Mistreatment in private daycare centers: profit before babies?

Mistreatment in private daycare centers: profit before babies?

After the Orpea scandal and the book “Les fossoyeurs” by journalist Victor Castanet, two works are already shaking the early childhood sector: “The price of the cradle, what privatization does to children” and “Babyzness, private crèches: l ‘unprecedented investigation’.

Two books, “Babyzness, private crèches: the unprecedented investigation” published this Thursday, September 7 by Editions Laffont and “The price of the crib, what privatization does to children” (Editions du Seuil), in bookstores Friday, September 8 provide testimonies , analysis and investigation of certain facts already reported in the IGAS (General Inspectorate of Social Affairs) report “Quality of reception and prevention of mistreatment in nurseries” made public last April following the death of a young child who occurred in a collective crèche in June 2022. These works highlight facts of mistreatment of young children in private crèches where, for example, diapers are not changed often enough, insufficient portions of food… All this to optimize profits.

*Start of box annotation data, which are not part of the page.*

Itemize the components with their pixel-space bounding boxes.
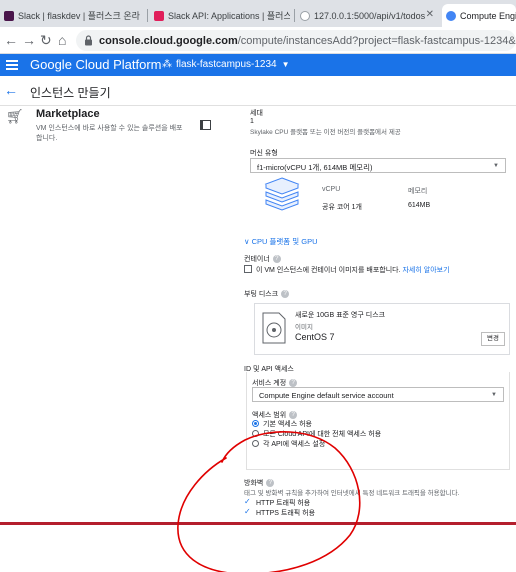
lock-icon — [85, 35, 92, 46]
chevron-down-icon: ▼ — [491, 392, 497, 398]
vcpu-header: vCPU — [322, 186, 341, 193]
chevron-down-icon: ∨ — [244, 237, 252, 246]
tab-label: Compute Engine — [460, 10, 516, 21]
globe-icon — [300, 10, 310, 21]
vcpu-value: 공유 코어 1개 — [322, 204, 362, 211]
tab-label: 127.0.0.1:5000/api/v1/todos — [314, 10, 426, 21]
marketplace-title[interactable]: Marketplace — [36, 108, 100, 120]
service-account-label-text: 서비스 계정 — [252, 380, 287, 387]
series-label: 세대 — [250, 110, 263, 117]
scope-option-label: 각 API에 액세스 설정 — [263, 441, 326, 448]
url-path: /compute/instancesAdd?project=flask-fast… — [237, 34, 516, 47]
browser-tab-strip: Slack | flaskdev | 플러스크 온라인 Slack API: A… — [0, 0, 516, 27]
container-checkbox-label: 이 VM 인스턴스에 컨테이너 이미지를 배포합니다. 자세히 알아보기 — [256, 265, 450, 275]
container-checkbox[interactable] — [244, 265, 252, 273]
help-icon[interactable]: ? — [289, 411, 298, 420]
help-icon[interactable]: ? — [266, 479, 275, 488]
scope-option-label: 기본 액세스 허용 — [263, 421, 312, 428]
slack-icon — [4, 10, 14, 21]
cart-icon: 🛒︎ — [6, 108, 24, 124]
firewall-label-text: 방화벽 — [244, 480, 264, 487]
project-icon: ⁂ — [162, 59, 172, 70]
cpu-platform-label: CPU 플랫폼 및 GPU — [251, 237, 318, 246]
tab-localhost-todos[interactable]: 127.0.0.1:5000/api/v1/todos ✕ — [296, 4, 440, 27]
gcp-icon — [446, 10, 456, 21]
scope-custom-radio[interactable] — [252, 440, 259, 447]
blank-area — [0, 525, 516, 572]
chevron-down-icon: ▼ — [493, 163, 499, 169]
marketplace-description: VM 인스턴스에 바로 사용할 수 있는 솔루션을 배포합니다. — [36, 125, 183, 142]
address-bar[interactable]: console.cloud.google.com /compute/instan… — [76, 30, 516, 51]
disk-icon — [262, 312, 286, 344]
series-hint: Skylake CPU 플랫폼 또는 이전 버전의 플랫폼에서 제공 — [250, 129, 401, 136]
memory-value: 614MB — [408, 202, 431, 209]
boot-disk-label: 부팅 디스크? — [244, 289, 290, 299]
checkmark-icon[interactable]: ✓ — [244, 497, 251, 506]
tab-slack-api[interactable]: Slack API: Applications | 플러스 — [150, 4, 290, 27]
tab-separator — [147, 9, 148, 22]
tab-label: Slack | flaskdev | 플러스크 온라인 — [18, 11, 140, 21]
close-tab-icon[interactable]: ✕ — [426, 9, 434, 20]
https-checkbox-label: HTTPS 트래픽 허용 — [256, 510, 316, 517]
service-account-select[interactable]: Compute Engine default service account ▼ — [252, 387, 504, 402]
forward-arrow-icon[interactable]: → — [22, 32, 36, 48]
project-selector[interactable]: ⁂ flask-fastcampus-1234 ▼ — [162, 59, 290, 70]
open-marketplace-icon[interactable] — [200, 120, 211, 130]
back-arrow-icon[interactable]: ← — [4, 32, 18, 48]
back-arrow-icon[interactable]: ← — [4, 82, 18, 98]
service-account-value: Compute Engine default service account — [259, 391, 394, 400]
help-icon[interactable]: ? — [281, 290, 290, 299]
scope-full-radio[interactable] — [252, 430, 259, 437]
instance-form: 세대 1 Skylake CPU 플랫폼 또는 이전 버전의 플랫폼에서 제공 … — [240, 106, 516, 526]
gcp-header: Google Cloud Platform ⁂ flask-fastcampus… — [0, 54, 516, 76]
home-icon[interactable]: ⌂ — [58, 32, 66, 48]
boot-disk-label-text: 부팅 디스크 — [244, 291, 279, 298]
page-title: 인스턴스 만들기 — [30, 86, 111, 100]
checkmark-icon[interactable]: ✓ — [244, 507, 251, 516]
menu-icon[interactable] — [6, 58, 18, 72]
change-boot-disk-button[interactable]: 변경 — [481, 332, 505, 346]
scope-default-radio[interactable] — [252, 420, 259, 427]
help-icon[interactable]: ? — [272, 255, 281, 264]
tab-slack-flaskdev[interactable]: Slack | flaskdev | 플러스크 온라인 — [0, 4, 140, 27]
memory-header: 메모리 — [408, 188, 428, 195]
boot-disk-card: 새로운 10GB 표준 영구 디스크 이미지 CentOS 7 변경 — [254, 303, 510, 355]
machine-type-select[interactable]: f1-micro(vCPU 1개, 614MB 메모리) ▼ — [250, 158, 506, 173]
boot-disk-image-label: 이미지 — [295, 324, 313, 331]
learn-more-link[interactable]: 자세히 알아보기 — [402, 267, 449, 274]
reload-icon[interactable]: ↻ — [40, 32, 52, 48]
machine-type-label: 머신 유형 — [250, 150, 278, 157]
boot-disk-image: CentOS 7 — [295, 332, 335, 342]
http-checkbox-label: HTTP 트래픽 허용 — [256, 500, 311, 507]
series-value: 1 — [250, 118, 254, 125]
access-scope-label-text: 액세스 범위 — [252, 412, 287, 419]
project-name: flask-fastcampus-1234 — [176, 59, 277, 70]
url-host: console.cloud.google.com — [99, 34, 238, 47]
container-text: 이 VM 인스턴스에 컨테이너 이미지를 배포합니다. — [256, 267, 401, 274]
browser-toolbar: ← → ↻ ⌂ console.cloud.google.com /comput… — [0, 27, 516, 54]
tab-compute-engine[interactable]: Compute Engine — [442, 4, 516, 27]
server-stack-icon — [264, 177, 300, 211]
tab-separator — [294, 9, 295, 22]
screenshot-root: Slack | flaskdev | 플러스크 온라인 Slack API: A… — [0, 0, 516, 572]
slack-icon — [154, 10, 164, 21]
container-label-text: 컨테이너 — [244, 256, 270, 263]
scope-option-label: 모든 Cloud API에 대한 전체 액세스 허용 — [263, 431, 382, 438]
page-title-bar: ← 인스턴스 만들기 — [0, 76, 516, 106]
help-icon[interactable]: ? — [289, 379, 298, 388]
container-label: 컨테이너? — [244, 254, 281, 264]
boot-disk-title: 새로운 10GB 표준 영구 디스크 — [295, 312, 386, 319]
firewall-hint: 태그 및 방화벽 규칙을 추가하여 인터넷에서 특정 네트워크 트래픽을 허용합… — [244, 490, 460, 497]
machine-summary: vCPU 메모리 공유 코어 1개 614MB — [252, 176, 452, 218]
cpu-platform-link[interactable]: ∨ CPU 플랫폼 및 GPU — [244, 236, 318, 247]
left-panel: 🛒︎ Marketplace VM 인스턴스에 바로 사용할 수 있는 솔루션을… — [0, 106, 230, 526]
gcp-brand[interactable]: Google Cloud Platform — [30, 57, 162, 72]
tab-label: Slack API: Applications | 플러스 — [168, 11, 290, 21]
machine-type-value: f1-micro(vCPU 1개, 614MB 메모리) — [257, 163, 373, 172]
chevron-down-icon: ▼ — [281, 60, 290, 69]
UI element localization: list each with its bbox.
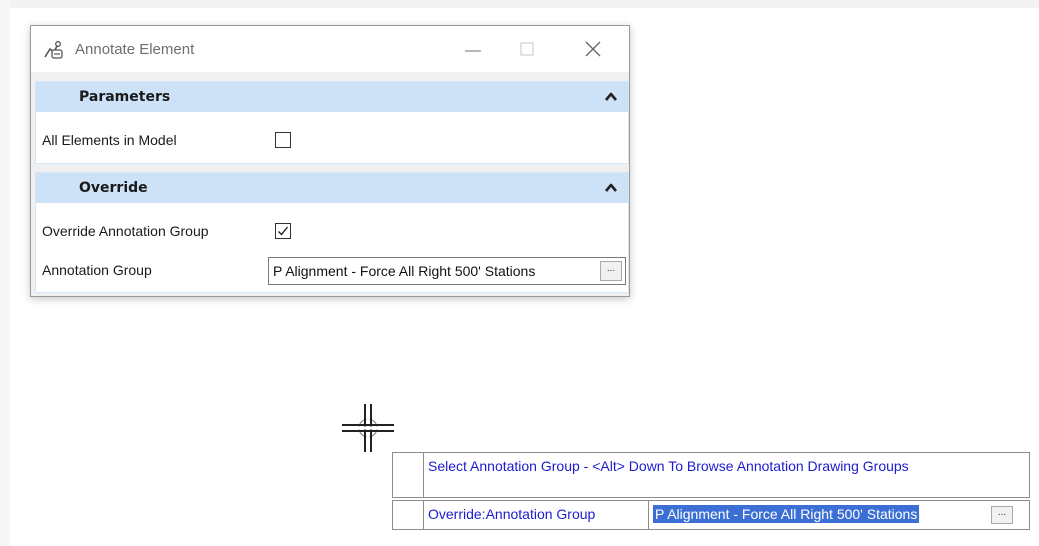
title-bar[interactable]: Annotate Element	[31, 26, 629, 72]
screen-left-edge	[0, 0, 10, 546]
prompt-message: Select Annotation Group - <Alt> Down To …	[428, 458, 909, 474]
prompt-input-value[interactable]: P Alignment - Force All Right 500' Stati…	[653, 505, 920, 523]
prompt-input-gutter	[393, 501, 424, 529]
screen-top-edge	[0, 0, 1039, 8]
checkmark-icon	[278, 226, 289, 236]
all-elements-label: All Elements in Model	[42, 132, 177, 148]
override-group-label: Override Annotation Group	[42, 223, 209, 239]
crosshair-cursor-icon	[342, 404, 394, 452]
parameters-title: Parameters	[79, 89, 171, 105]
chevron-up-icon[interactable]	[604, 91, 618, 103]
minimize-icon	[465, 50, 481, 52]
close-icon	[585, 41, 601, 57]
override-header[interactable]: Override	[36, 173, 628, 203]
dialog-title: Annotate Element	[75, 41, 195, 58]
annotation-group-field[interactable]: P Alignment - Force All Right 500' Stati…	[268, 257, 626, 285]
prompt-gutter	[393, 453, 424, 497]
minimize-button[interactable]	[451, 34, 495, 64]
parameters-header[interactable]: Parameters	[36, 82, 628, 112]
annotation-group-value: P Alignment - Force All Right 500' Stati…	[273, 263, 536, 279]
prompt-message-box: Select Annotation Group - <Alt> Down To …	[392, 452, 1030, 498]
annotate-element-icon	[42, 40, 64, 60]
annotation-group-label: Annotation Group	[42, 262, 152, 278]
override-title: Override	[79, 180, 148, 196]
prompt-input-box: Override:Annotation Group P Alignment - …	[392, 500, 1030, 530]
override-group-checkbox[interactable]	[275, 223, 291, 239]
prompt-browse-button[interactable]: ...	[991, 506, 1013, 524]
all-elements-checkbox[interactable]	[275, 132, 291, 148]
maximize-button[interactable]	[505, 34, 549, 64]
annotation-group-browse-button[interactable]: ...	[600, 261, 622, 281]
annotate-element-dialog: Annotate Element Parameters All Elements…	[30, 25, 630, 297]
chevron-up-icon[interactable]	[604, 182, 618, 194]
parameters-section: Parameters All Elements in Model	[35, 81, 629, 164]
close-button[interactable]	[571, 34, 615, 64]
prompt-input-field[interactable]: P Alignment - Force All Right 500' Stati…	[653, 505, 1019, 525]
maximize-icon	[520, 42, 534, 56]
prompt-divider	[648, 501, 649, 529]
prompt-input-label: Override:Annotation Group	[428, 506, 596, 522]
override-section: Override Override Annotation Group Annot…	[35, 172, 629, 293]
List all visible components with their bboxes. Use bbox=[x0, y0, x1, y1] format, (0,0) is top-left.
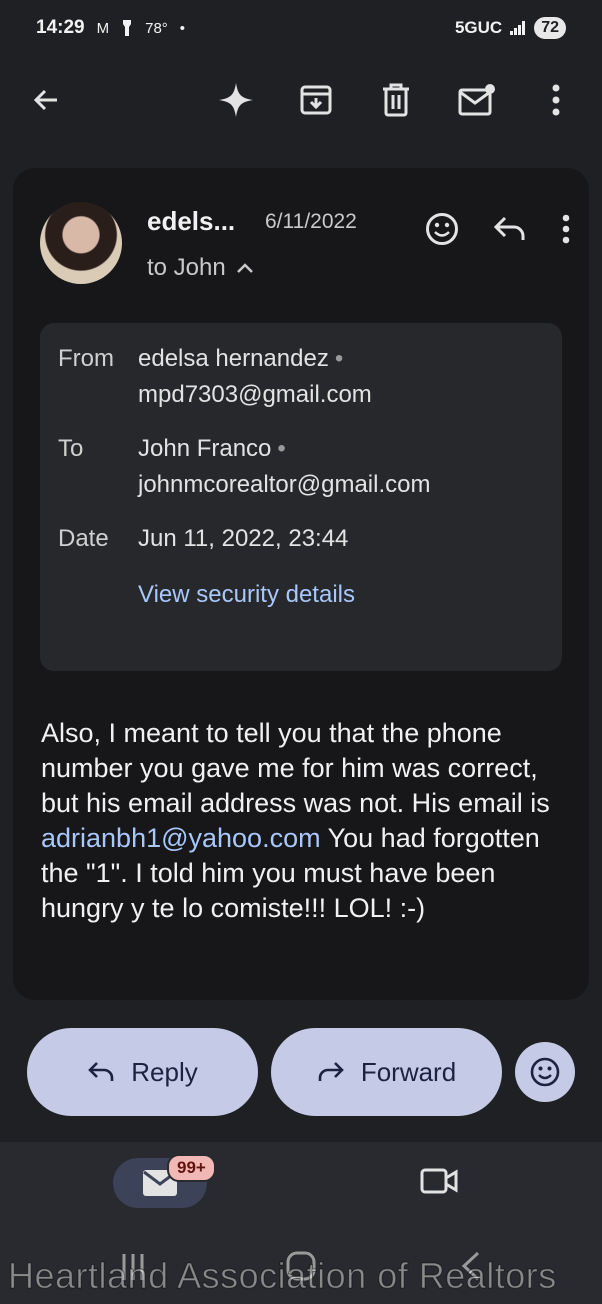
from-row: From edelsa hernandez • mpd7303@gmail.com bbox=[58, 341, 558, 421]
to-email[interactable]: johnmcorealtor@gmail.com bbox=[138, 471, 430, 498]
status-bar: 14:29 M 78° • 5GUC 72 bbox=[0, 0, 602, 56]
unread-badge: 99+ bbox=[167, 1154, 216, 1182]
message-more-icon[interactable] bbox=[561, 214, 571, 249]
archive-icon[interactable] bbox=[294, 78, 338, 122]
from-name: edelsa hernandez bbox=[138, 345, 329, 372]
forward-icon bbox=[318, 1062, 344, 1081]
reply-icon bbox=[88, 1062, 114, 1081]
mark-unread-icon[interactable] bbox=[454, 78, 498, 122]
body-text-part1: Also, I meant to tell you that the phone… bbox=[41, 718, 550, 818]
meet-tab[interactable] bbox=[420, 1166, 458, 1201]
watermark-text: Heartland Association of Realtors bbox=[8, 1255, 557, 1297]
chevron-up-icon bbox=[236, 263, 253, 273]
from-label: From bbox=[58, 345, 114, 372]
sender-name[interactable]: edels... bbox=[147, 206, 235, 237]
gmail-icon: M bbox=[96, 19, 110, 37]
sparkle-icon[interactable] bbox=[214, 78, 258, 122]
separator-dot: • bbox=[277, 435, 286, 462]
emoji-react-button[interactable] bbox=[515, 1042, 575, 1102]
email-card: edels... 6/11/2022 to John From edelsa h… bbox=[13, 168, 589, 1000]
back-arrow-icon[interactable] bbox=[24, 78, 68, 122]
delete-icon[interactable] bbox=[374, 78, 418, 122]
forward-button[interactable]: Forward bbox=[271, 1028, 502, 1116]
view-security-details-link[interactable]: View security details bbox=[138, 581, 355, 609]
reply-icon[interactable] bbox=[493, 214, 527, 249]
message-actions: Reply Forward bbox=[0, 1026, 602, 1118]
to-name: John Franco bbox=[138, 435, 272, 462]
recipient-toggle[interactable]: to John bbox=[147, 254, 254, 282]
separator-dot: • bbox=[334, 345, 344, 372]
reply-button[interactable]: Reply bbox=[27, 1028, 258, 1116]
status-time: 14:29 bbox=[36, 17, 85, 38]
notification-dot-icon: • bbox=[179, 19, 186, 37]
more-vert-icon[interactable] bbox=[534, 78, 578, 122]
to-label-detail: To bbox=[58, 435, 84, 462]
forward-label: Forward bbox=[360, 1056, 457, 1087]
emoji-icon bbox=[530, 1057, 560, 1087]
date-label: Date bbox=[58, 525, 109, 552]
date-row: Date Jun 11, 2022, 23:44 bbox=[58, 521, 558, 561]
email-link[interactable]: adrianbh1@yahoo.com bbox=[41, 823, 321, 853]
battery-level: 72 bbox=[534, 17, 566, 39]
to-label: to John bbox=[147, 254, 226, 281]
email-toolbar bbox=[0, 60, 602, 140]
temperature: 78° bbox=[145, 19, 168, 37]
email-date-short: 6/11/2022 bbox=[265, 210, 357, 233]
signal-icon bbox=[510, 21, 526, 35]
video-camera-icon bbox=[420, 1168, 458, 1194]
to-row: To John Franco • johnmcorealtor@gmail.com bbox=[58, 431, 558, 511]
email-body: Also, I meant to tell you that the phone… bbox=[41, 716, 571, 926]
sender-avatar[interactable] bbox=[40, 202, 122, 284]
date-value: Jun 11, 2022, 23:44 bbox=[138, 525, 349, 552]
email-details-panel: From edelsa hernandez • mpd7303@gmail.com… bbox=[40, 323, 562, 671]
flashlight-icon bbox=[123, 20, 132, 36]
from-email[interactable]: mpd7303@gmail.com bbox=[138, 381, 372, 408]
network-type: 5GUC bbox=[454, 18, 503, 37]
emoji-reaction-icon[interactable] bbox=[425, 212, 459, 251]
reply-label: Reply bbox=[131, 1056, 198, 1087]
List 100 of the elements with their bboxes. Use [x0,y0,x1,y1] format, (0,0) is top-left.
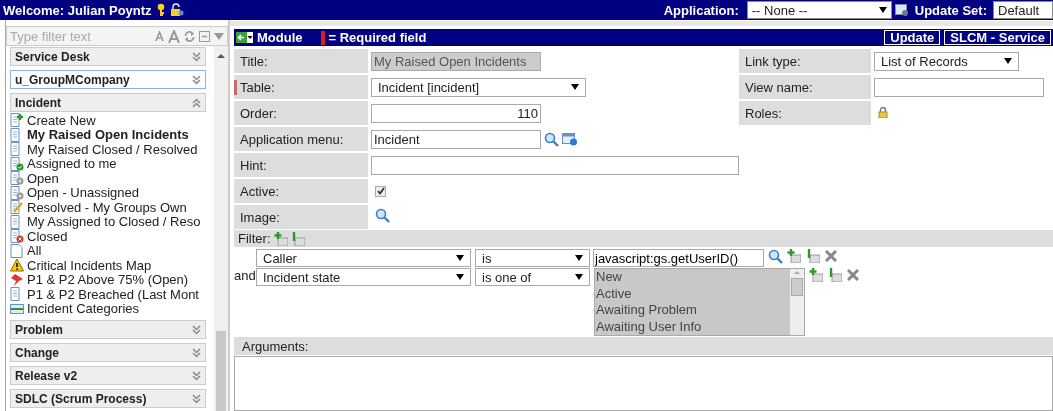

Private nurseries: a boom in 10 years

The work “The price of the cradle, what privatization does to children” is the result of a year of investigation carried out by two journalists: Daphné Gastaldi and Mathieu Périsse, who after launching a call for testimonies following the death of a child in a crèche of the People&Baby group in Lyon investigated the consequences of the privatization of crèches in France. We also learn that the latter represent 24% of the sector in France compared to 11% ten years ago. If these crèches operate the same way as public crèches (same legal standards), they are managed by a private company, the “crèche manager”. In the viewfinder of the authors of the book “The price of the crib” four large groups (Grandir-LPCR, People & Baby, Babilou and La Maison Bleue) are particularly singled out. Mistreatment, lack of staff, cost savings to the detriment of the well-being of babies, pressure on families, etc. Enough to provoke the anger but also the concern of parents and future parents.

A particularly heterogeneous quality of reception

At the end of its investigations, the mission noted a particularly heterogeneous quality of reception in ECECs, the sector presenting high quality establishments, supported by in-depth educational reflection, as well as establishments of very poor quality. If the perspective of the report consists of highlighting the risks and possible dysfunctions within these establishments, these inadequacies in no way diminish the quality of numerous projects and the strong commitment of many professionals” can we read in the IGAS report. “What is happening behind the doors of private nurseries (because it is in these structures, in particular, that the most serious abuses have been reported to us)? How are our children treated? Are they monitored enough? Are we speaking to them correctly? Do they have enough to eat? How are the checks carried out and what is their frequency? How did we get here ? We embarked on this work as journalists, as citizens, but also as mothers of young children.” reveals from the first pages the book “Babyzness, private crèches: the unprecedented investigation” by the two authors Bérangère Leptetit and Elsa Marnette, journalists at Le Parisien.

Following the publication of these works, Aurore Bergé brought together the nursery sector committee on Tuesday September 5. She addressed several subjects such as the strengthening of controls, which depend on the departments, but also the attractiveness of early childhood professions. These professionals are relieved to be heard, even if sometimes ashamed of certain facts… Major projects therefore await the Minister who can already base herself on the recommendations of the Igas:

  • knowledge of child development and the contribution of science;
  • the guarantee of an effective and reassuring presence with children;
  • improvement of buildings and interior and exterior layout;
  • human resources and professional training;
  • financing and quality of reception;
  • the alert, complaint and reporting circuit;
  • evaluation and inspection control;
  • governance of the early childhood sector.

“To explain the scale of the crisis, the minister (Jean-Chritophe Combe) is not beating around the bush. ‘We wanted to make figures, develop the number of places, legitimately because it was the demand of parents, but probably by not organizing it, by not being demanding enough’ he says” can we read in the epilogue of the book “The price of the cradle, what privatization does to children”. And who concludes “The adults of tomorrow deserve better”.